A very real production issue:
- service normally uses ~200MB
- memory grows slowly over hours
- GC runs frequently
- CPU normal
- RAM never drops
Step 1 — Capture the heap
curl http://localhost:6060/debug/pprof/heap > heap.out
Step 2 — Inspect
go tool pprof -top heap.out
Look for:
- large
inuse_space - suspicious data structures
- packages that shouldn’t hold memory
Step 3 — Visualize (the real magic)
go tool pprof -http=:9999 heap.out
Typical root causes:
- unbounded channels
- slices that grow but never shrink
- caches with no eviction
- goroutines stuck holding references
- large buffers reused incorrectly
Every real memory issue I’ve diagnosed involved the flamegraph.
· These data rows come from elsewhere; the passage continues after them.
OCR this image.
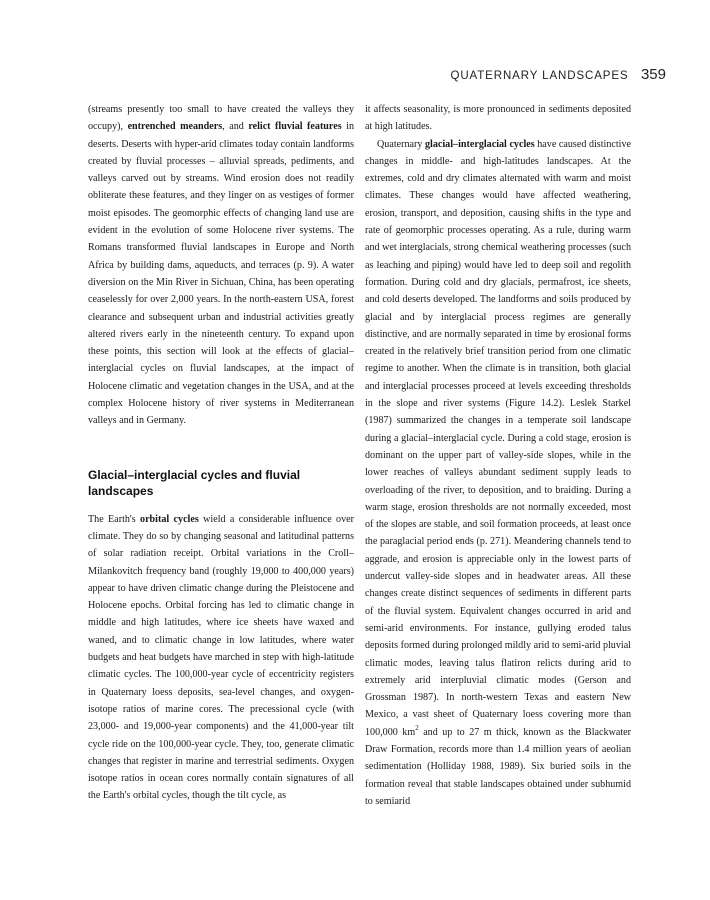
QUATERNARY LANDSCAPES 359

(streams presently too small to have created the valleys they occupy), entrenched meanders, and relict fluvial features in deserts. Deserts with hyper-arid climates today contain landforms created by fluvial processes – alluvial spreads, pediments, and valleys carved out by streams. Wind erosion does not readily obliterate these features, and they linger on as vestiges of former moist episodes. The geomorphic effects of changing land use are evident in the evolution of some Holocene river systems. The Romans transformed fluvial landscapes in Europe and North Africa by building dams, aqueducts, and terraces (p. 9). A water diversion on the Min River in Sichuan, China, has been operating ceaselessly for over 2,000 years. In the north-eastern USA, forest clearance and subsequent urban and industrial activities greatly altered rivers early in the nineteenth century. To expand upon these points, this section will look at the effects of glacial–interglacial cycles on fluvial landscapes, at the impact of Holocene climatic and vegetation changes in the USA, and at the complex Holocene history of river systems in Mediterranean valleys and in Germany.

Glacial–interglacial cycles and fluvial landscapes

The Earth's orbital cycles wield a considerable influence over climate. They do so by changing seasonal and latitudinal patterns of solar radiation receipt. Orbital variations in the Croll–Milankovitch frequency band (roughly 19,000 to 400,000 years) appear to have driven climatic change during the Pleistocene and Holocene epochs. Orbital forcing has led to climatic change in middle and high latitudes, where ice sheets have waxed and waned, and to climatic change in low latitudes, where water budgets and heat budgets have marched in step with high-latitude climatic cycles. The 100,000-year cycle of eccentricity registers in Quaternary loess deposits, sea-level changes, and oxygen-isotope ratios of marine cores. The precessional cycle (with 23,000- and 19,000-year components) and the 41,000-year tilt cycle ride on the 100,000-year cycle. They, too, generate climatic changes that register in marine and terrestrial sediments. Oxygen isotope ratios in ocean cores normally contain signatures of all the Earth's orbital cycles, though the tilt cycle, as

it affects seasonality, is more pronounced in sediments deposited at high latitudes.

Quaternary glacial–interglacial cycles have caused distinctive changes in middle- and high-latitudes landscapes. At the extremes, cold and dry climates alternated with warm and moist climates. These changes would have affected weathering, erosion, transport, and deposition, causing shifts in the type and rate of geomorphic processes operating. As a rule, during warm and wet interglacials, strong chemical weathering processes (such as leaching and piping) would have led to deep soil and regolith formation. During cold and dry glacials, permafrost, ice sheets, and cold deserts developed. The landforms and soils produced by glacial and by interglacial process regimes are generally distinctive, and are normally separated in time by erosional forms created in the relatively brief transition period from one climatic regime to another. When the climate is in transition, both glacial and interglacial processes proceed at levels exceeding thresholds in the slope and river systems (Figure 14.2). Leslek Starkel (1987) summarized the changes in a temperate soil landscape during a glacial–interglacial cycle. During a cold stage, erosion is dominant on the upper part of valley-side slopes, while in the lower reaches of valleys abundant sediment supply leads to overloading of the river, to deposition, and to braiding. During a warm stage, erosion thresholds are not normally exceeded, most of the slopes are stable, and soil formation proceeds, at least once the paraglacial period ends (p. 271). Meandering channels tend to aggrade, and erosion is appreciable only in the lowest parts of undercut valley-side slopes and in headwater areas. All these changes create distinct sequences of sediments in different parts of the fluvial system. Equivalent changes occurred in arid and semi-arid environments. For instance, gullying eroded talus deposits formed during prolonged mildly arid to semi-arid pluvial climatic modes, leaving talus flatiron relicts during arid to extremely arid interpluvial climatic modes (Gerson and Grossman 1987). In north-western Texas and eastern New Mexico, a vast sheet of Quaternary loess covering more than 100,000 $km^2$ and up to 27 m thick, known as the Blackwater Draw Formation, records more than 1.4 million years of aeolian sedimentation (Holliday 1988, 1989). Six buried soils in the formation reveal that stable landscapes obtained under subhumid to semiarid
🔥 4. Reading Flamegraphs (Fast, Practical Guide)
When you open the pprof UI, the flamegraph is your best friend.
How to read it:
- wide boxes = lots of memory
- boxes at the bottom = root cause
- bright colors = heavy allocators
- tall stacks = long call chains
Look for:
- a wide block at the very bottom
- repeated patterns
- unexpected external packages
- functions returning large objects
If something looks “too wide,” it probably is.
🟢 5. Safe Production Profiling (Do’s & Don’ts)
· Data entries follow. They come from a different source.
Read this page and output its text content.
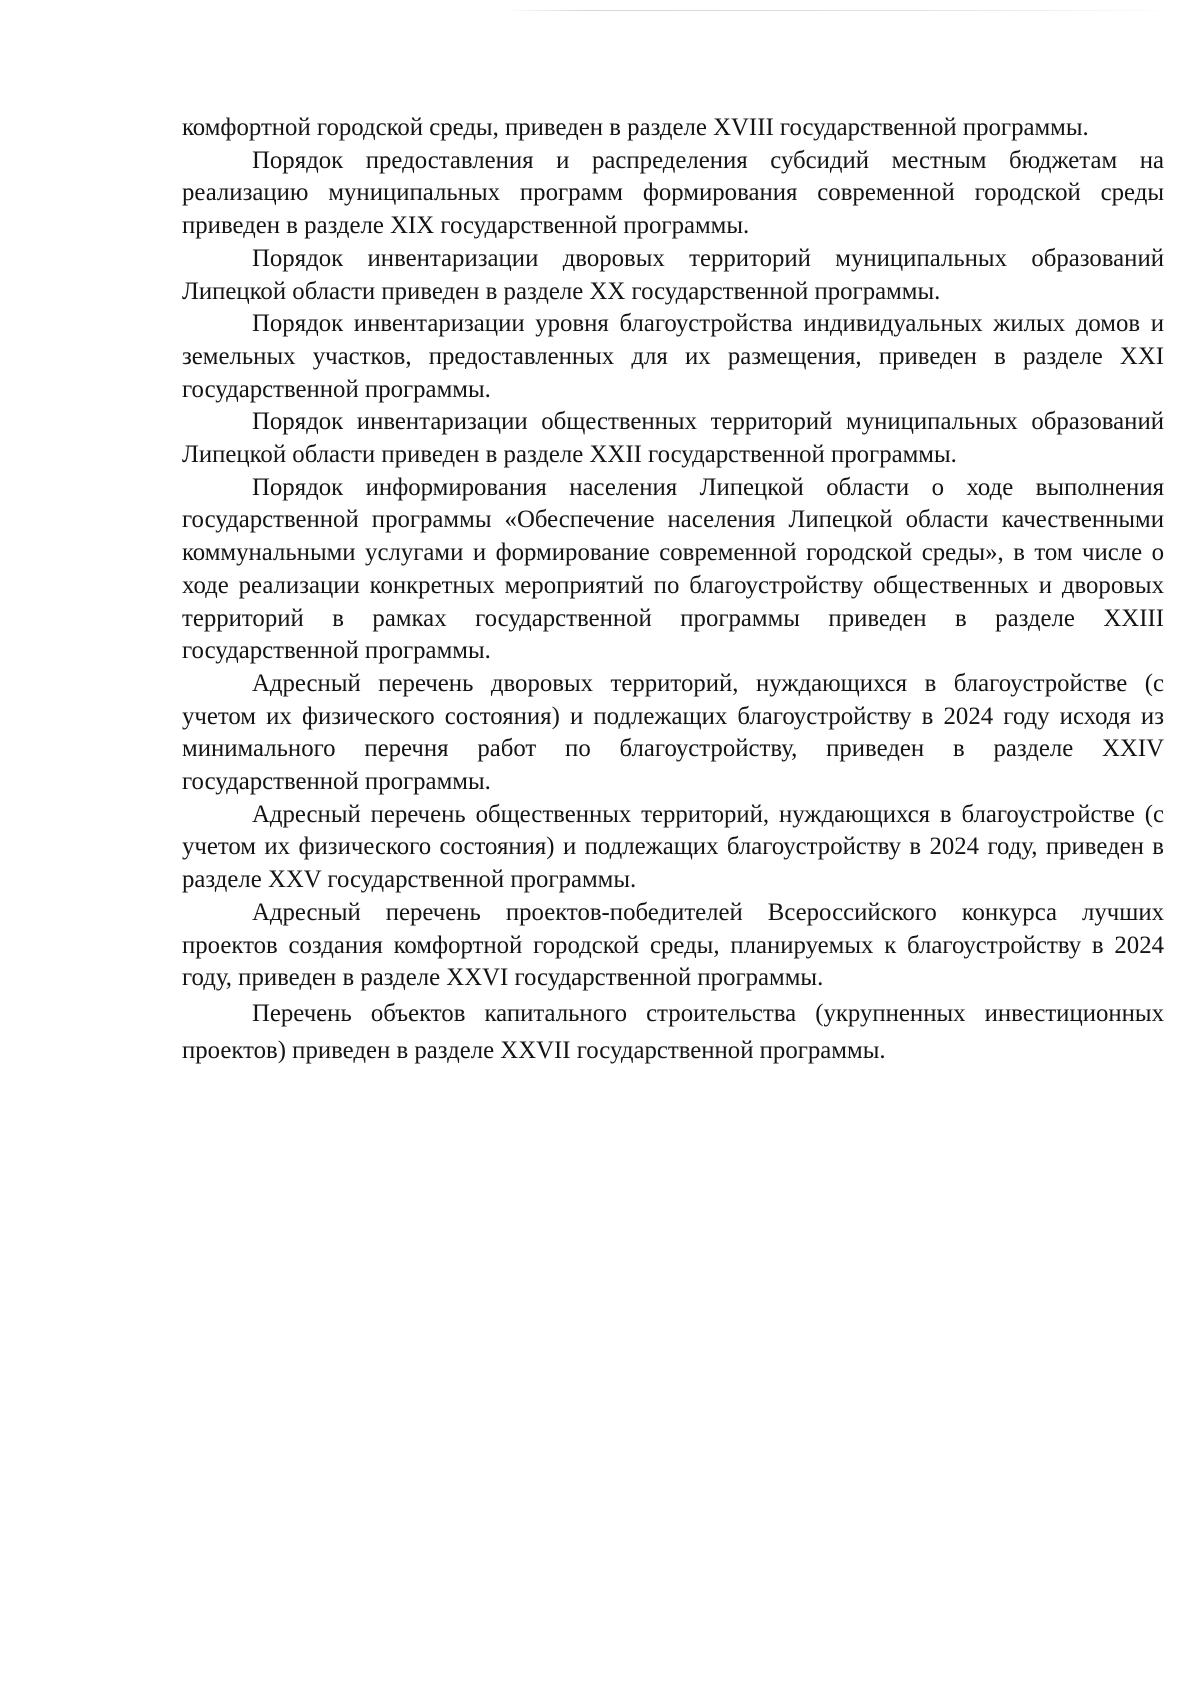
комфортной городской среды, приведен в разделе XVIII государственной программы.

Порядок предоставления и распределения субсидий местным бюджетам на реализацию муниципальных программ формирования современной городской среды приведен в разделе XIX государственной программы.

Порядок инвентаризации дворовых территорий муниципальных образований Липецкой области приведен в разделе XX государственной программы.

Порядок инвентаризации уровня благоустройства индивидуальных жилых домов и земельных участков, предоставленных для их размещения, приведен в разделе XXI государственной программы.

Порядок инвентаризации общественных территорий муниципальных образований Липецкой области приведен в разделе XXII государственной программы.

Порядок информирования населения Липецкой области о ходе выполнения государственной программы «Обеспечение населения Липецкой области качественными коммунальными услугами и формирование современной городской среды», в том числе о ходе реализации конкретных мероприятий по благоустройству общественных и дворовых территорий в рамках государственной программы приведен в разделе XXIII государственной программы.

Адресный перечень дворовых территорий, нуждающихся в благоустройстве (с учетом их физического состояния) и подлежащих благоустройству в 2024 году исходя из минимального перечня работ по благоустройству, приведен в разделе XXIV государственной программы.

Адресный перечень общественных территорий, нуждающихся в благоустройстве (с учетом их физического состояния) и подлежащих благоустройству в 2024 году, приведен в разделе XXV государственной программы.

Адресный перечень проектов-победителей Всероссийского конкурса лучших проектов создания комфортной городской среды, планируемых к благоустройству в 2024 году, приведен в разделе XXVI государственной программы.

Перечень объектов капитального строительства (укрупненных инвестиционных проектов) приведен в разделе XXVII государственной программы.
Yes — you can run pprof in production.
✔ Safe:
- heap profiles
- short CPU profiles (5–15s)
- mutex/block profiles
- profiling internal-only endpoints
✘ Dangerous:
- long CPU profiles on high-traffic systems
- exposing
/debug/pprofpublicly - profiling during incident response without sampling
Recommended setup:
import (
_ "net/http/pprof"
)
func init() {
go func() {
http.ListenAndServe("127.0.0.1:6060", nil)
}()
}
Keep it on localhost or behind internal ingress only.
🧪 6. Production Memory Profiling Checklist
Before concluding “it’s a leak,” verify:
✔ Compare multiple heap snapshots
✔ Look at inuse_space, not alloc_space
✔ Check GC frequency (GODEBUG=gctrace=1)
✔ Capture goroutine dump (debug/pprof/goroutine)
✔ Inspect channel sizes
✔ Confirm no unbounded caches
✔ Look for large slices/maps retaining data
Memory issues rarely come from one single spot — they’re usually behavioral patterns.
⚡ 7. Memory Spikes During Traffic Surges
Traffic surges often cause:
- temporary buffer spikes
- batching behavior
- backpressure in channels
- worker pools expanding
- slow consumers holding memory longer
- GC pauses misaligned with load
To debug:
curl http://localhost:6060/debug/pprof/heap > spike.out
curl http://localhost:6060/debug/pprof/heap > normal.out
Then compare:
go tool pprof -diff_base normal.out spike.out
This shows what changed during the spike.
🔄 8. How Concurrency Affects Memory
Channels
Unbounded sends → memory grows.
Slow consumers → backlog accumulates.
Buffers
Large byte slices retained in memory.
Temporary buffers escaping to the heap accidentally.
sync.Pool
Useful, but not a fix-all:
- no guarantee memory is freed immediately
- may keep pools warm and increase RSS
- bad reuse of objects → stale references
Workers
Worker pools can hide memory growth when load increases.
If concurrency increases under load → memory increases too.
🎯 Final Thoughts
Memory profiling is one of the most powerful debugging skills in Go — and one of the most underrated.
If you master:
- heap profiles
- flamegraphs
- GC tracing
- concurrency behavior
…you’ll be able to diagnose 90% of real-world performance issues in modern Go microservices.